К книге
Право КровиГлава 21. Ловушка на охотника
70%
Глава 21. Ловушка на охотника
21

Лед у полыньи вздохнул и ушел из-под правой ноги, и, валясь боком на закраину, я успел подумать одно — не подставить под себя левую руку. Сразу по бедро вода взяла и потянула вниз ровно, без всякой злости, как тянет мартовская вода перед тем, как забрать совсем. Багор лег мне поперек груди раньше, чем я хлебнул, а Васька, упираясь пятками в наледь, волок меня прочь от черного пятна и воротника не отпускал, пока я не встал на четвереньки поодаль.

— Тут же било вчера, тут же держало! — Васька сел рядом на корточки и дышал часто, как загнанный.

С меня текло на лед, и потекшее тут же прихватывало коркой, а левую руку от кисти до плеча жгло так, будто полотно намотали не на мясо, а на угли.
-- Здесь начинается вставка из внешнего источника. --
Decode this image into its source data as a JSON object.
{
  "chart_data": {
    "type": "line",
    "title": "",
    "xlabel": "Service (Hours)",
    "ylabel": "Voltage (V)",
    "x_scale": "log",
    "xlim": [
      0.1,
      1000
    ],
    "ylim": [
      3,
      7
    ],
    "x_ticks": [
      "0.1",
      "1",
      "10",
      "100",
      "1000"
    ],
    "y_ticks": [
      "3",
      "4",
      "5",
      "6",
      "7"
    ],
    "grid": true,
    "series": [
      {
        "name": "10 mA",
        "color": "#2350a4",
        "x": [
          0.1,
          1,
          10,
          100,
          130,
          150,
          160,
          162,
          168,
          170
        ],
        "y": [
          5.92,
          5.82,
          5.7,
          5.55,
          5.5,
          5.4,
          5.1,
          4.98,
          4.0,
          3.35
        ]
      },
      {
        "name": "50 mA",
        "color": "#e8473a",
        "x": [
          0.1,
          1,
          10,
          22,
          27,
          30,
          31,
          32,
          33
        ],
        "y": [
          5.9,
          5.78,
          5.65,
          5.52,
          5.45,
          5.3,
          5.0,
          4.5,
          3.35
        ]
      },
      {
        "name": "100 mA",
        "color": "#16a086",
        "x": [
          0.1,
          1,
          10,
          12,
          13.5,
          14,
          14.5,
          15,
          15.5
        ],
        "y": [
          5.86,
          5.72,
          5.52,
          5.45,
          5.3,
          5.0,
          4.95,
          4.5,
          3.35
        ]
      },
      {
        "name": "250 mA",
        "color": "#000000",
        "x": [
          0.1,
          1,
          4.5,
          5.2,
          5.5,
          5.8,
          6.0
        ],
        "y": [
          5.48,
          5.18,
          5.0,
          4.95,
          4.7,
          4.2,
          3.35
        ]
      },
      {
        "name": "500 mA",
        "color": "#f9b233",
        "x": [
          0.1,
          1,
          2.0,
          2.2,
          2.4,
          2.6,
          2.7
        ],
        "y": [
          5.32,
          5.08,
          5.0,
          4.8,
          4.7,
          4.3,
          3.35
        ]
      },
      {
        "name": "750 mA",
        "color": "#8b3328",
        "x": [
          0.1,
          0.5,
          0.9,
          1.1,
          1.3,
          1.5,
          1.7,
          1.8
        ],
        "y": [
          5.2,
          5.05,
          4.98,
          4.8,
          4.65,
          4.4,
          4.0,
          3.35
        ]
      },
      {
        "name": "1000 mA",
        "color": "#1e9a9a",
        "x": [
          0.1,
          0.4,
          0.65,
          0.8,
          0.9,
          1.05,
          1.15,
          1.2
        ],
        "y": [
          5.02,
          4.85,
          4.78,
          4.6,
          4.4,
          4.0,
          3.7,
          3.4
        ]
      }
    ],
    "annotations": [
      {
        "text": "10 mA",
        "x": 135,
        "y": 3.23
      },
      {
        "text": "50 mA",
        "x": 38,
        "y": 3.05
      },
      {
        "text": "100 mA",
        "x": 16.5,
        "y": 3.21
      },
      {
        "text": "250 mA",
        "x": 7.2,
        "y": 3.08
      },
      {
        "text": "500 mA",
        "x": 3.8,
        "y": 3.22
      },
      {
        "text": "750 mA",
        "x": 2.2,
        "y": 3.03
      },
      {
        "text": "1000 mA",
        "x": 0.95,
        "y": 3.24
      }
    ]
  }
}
Долго ли она мне еще будет рукой? Загадывать про это было некогда, и я поднялся сам, не опираясь ни на кого.

— Держало, да не тебя, — Тишка Кожин выдернул багор и обстучал древко о наст. — Хозяин, он бы всплыл. Куда ему тут всплывать, кроме как в эту дыру? Течения нет, а мы ее четвертые сутки колотим и ничего не выколотили.

— Значит, он не в воде, — я обошел полынью кругом, глядя не в воду, а под ноги, на серый рубец санного следа поперек речки. — Калитка откинута, след поперек, рукавица тут. Мокрого больше нет ничего, и по льду мне искать негде.

Ровно и не спеша, от свежей крепи у склепа, стучал шадринский топор: Матвей стоял там со вчерашнего дня и уходить не собирался.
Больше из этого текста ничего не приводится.